Orion is the Beyonce of constellations. Pretty much everyone has heard of it and seen it (you can even see it in New York despite the light pollution). It’s hard not to like it. And if you spend some time studying its behavior and meaning, you’ll only appreciate its intricacies even more.

So there’s good reason to be excited about this new image of Orion’s second brightest and biggest star, Betelgeuse, taken by the Atacama Large Millimeter Array in Northern Chile. Not only is it one of the crispest images of a stellar surface yet, but it can tell scientists a lot about the massive star’s future.

“This is a big star that will go supernova one day. But we don’t know when, we don’t know how, and don’t know how much material it will lose before it does.” paper author and astronomer Iain McDonald from the University of Manchester told Gizmodo.

Betelgeuse is a red giant star, but giant is sort of an understatement—its radius is 1200 times that of our Sun, equaling more than the distance from the sun to Jupiter. But it’s losing mass, and scientists want to know why, and how that mass loss will impact the star’s ultimate demise. So they took this image of its microwave emissions on November 9, 2015 using ALMA’s array of satellite dishes.

Betelgeuse compared to the orbits of the planets of our own solar system
(Image: ALMA (ESO/NAOJ/NRAO)/E. O’Gorman/P. Kervella)

McDonald pointed out that you’d normally expect stars to be spherical, but in this image there’s a lump sticking out of the left side of the star’s surface, as well as bright hotspots, temperature differences on the surface.

“We see localized regions of heating taking place in the atmosphere,” the study’s first author Eamon O’Gorman from the Dublin Institute for Advanced Studies told Gizmodo. “We think similar phenomena happening on the Sun are happening on Betelgeuse as well,” which is surprising because of how different the two stars are.

This confirms some of the past observations of the star taken with other telescopes, and could be from convection pushing material upwards, sort of the way water moves around when you boil it. And there’s more where this came from; this is certainly the best picture of a star that the advanced new ALMA has taken, but the telescope will soon take a look at other stars as well.
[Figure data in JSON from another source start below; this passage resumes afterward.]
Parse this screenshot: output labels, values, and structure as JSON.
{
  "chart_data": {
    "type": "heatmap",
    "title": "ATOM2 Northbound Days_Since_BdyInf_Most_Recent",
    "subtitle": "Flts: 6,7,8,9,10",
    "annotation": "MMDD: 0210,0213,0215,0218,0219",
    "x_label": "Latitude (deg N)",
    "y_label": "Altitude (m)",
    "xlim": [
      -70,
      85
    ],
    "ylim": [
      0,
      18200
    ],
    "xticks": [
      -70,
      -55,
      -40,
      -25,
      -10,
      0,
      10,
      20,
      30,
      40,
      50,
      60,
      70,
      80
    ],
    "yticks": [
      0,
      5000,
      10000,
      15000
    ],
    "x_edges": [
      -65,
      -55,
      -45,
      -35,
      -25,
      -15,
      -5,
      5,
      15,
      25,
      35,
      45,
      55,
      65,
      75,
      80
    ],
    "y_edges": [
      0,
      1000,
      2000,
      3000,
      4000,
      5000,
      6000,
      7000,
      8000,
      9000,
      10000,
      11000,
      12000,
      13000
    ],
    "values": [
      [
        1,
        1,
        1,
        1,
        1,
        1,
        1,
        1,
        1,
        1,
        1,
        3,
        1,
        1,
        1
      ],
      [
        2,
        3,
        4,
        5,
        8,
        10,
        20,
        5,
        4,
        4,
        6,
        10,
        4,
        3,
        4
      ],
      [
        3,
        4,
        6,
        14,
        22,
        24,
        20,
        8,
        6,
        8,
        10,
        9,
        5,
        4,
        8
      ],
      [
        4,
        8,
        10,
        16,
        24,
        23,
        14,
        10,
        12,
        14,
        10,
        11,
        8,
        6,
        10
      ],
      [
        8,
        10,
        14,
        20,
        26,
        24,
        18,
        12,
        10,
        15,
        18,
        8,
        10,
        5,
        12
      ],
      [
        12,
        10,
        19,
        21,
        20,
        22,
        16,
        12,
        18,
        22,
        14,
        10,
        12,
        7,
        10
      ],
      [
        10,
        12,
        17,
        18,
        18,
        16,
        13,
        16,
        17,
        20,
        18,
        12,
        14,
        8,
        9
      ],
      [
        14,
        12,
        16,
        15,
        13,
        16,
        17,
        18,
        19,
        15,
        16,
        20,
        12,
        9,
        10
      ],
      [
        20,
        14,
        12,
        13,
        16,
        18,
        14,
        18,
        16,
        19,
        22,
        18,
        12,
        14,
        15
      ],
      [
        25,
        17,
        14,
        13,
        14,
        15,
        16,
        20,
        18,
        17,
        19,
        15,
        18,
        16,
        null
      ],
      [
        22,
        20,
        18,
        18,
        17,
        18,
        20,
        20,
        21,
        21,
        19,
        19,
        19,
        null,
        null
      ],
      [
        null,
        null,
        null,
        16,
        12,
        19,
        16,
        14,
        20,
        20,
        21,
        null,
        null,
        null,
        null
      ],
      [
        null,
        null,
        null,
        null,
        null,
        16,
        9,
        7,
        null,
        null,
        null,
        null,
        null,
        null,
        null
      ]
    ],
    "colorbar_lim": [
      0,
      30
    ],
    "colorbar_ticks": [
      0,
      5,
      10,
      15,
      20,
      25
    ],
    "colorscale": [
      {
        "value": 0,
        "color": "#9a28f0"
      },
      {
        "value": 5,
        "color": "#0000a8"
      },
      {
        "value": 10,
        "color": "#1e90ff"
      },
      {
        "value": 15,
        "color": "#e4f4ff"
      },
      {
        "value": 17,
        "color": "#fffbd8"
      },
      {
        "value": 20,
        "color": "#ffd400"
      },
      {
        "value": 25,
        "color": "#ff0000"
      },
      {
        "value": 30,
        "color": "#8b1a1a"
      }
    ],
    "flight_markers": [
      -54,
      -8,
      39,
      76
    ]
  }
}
Betelgeuse in Orion, a past image of Betelgeuse and the previous best 
image taken by the Very Large Telescope 
(Image: ESO, P.Kervella, Digitized Sky Survey 2 and A. Fujii)

Understanding these irregularities and how Betelgeuse loses mass could ultimately help scientists predict the star’s fate. Supernovae are responsible for many of periodic table’s heaviest elements, but which specific elements might come from Betelgeuse’s explosion could depend on the mass loss taking place in the meantime.

“If you blow it up soon you might end up with iron and nickel and gold, silver,” said McDonald. “But if you blow it up later you might make some of the other stuff like lead, barium, carbon or oxygen.”

Ultimately, studying Betelgeuse could help us develop a better picture of how we, and all of the elements that make us, got here.

“We want to understand how the process [of element production] works in stars that are long gone,” said McDonald, “since it’s those stars that let us know how the elements we’re made of were made.”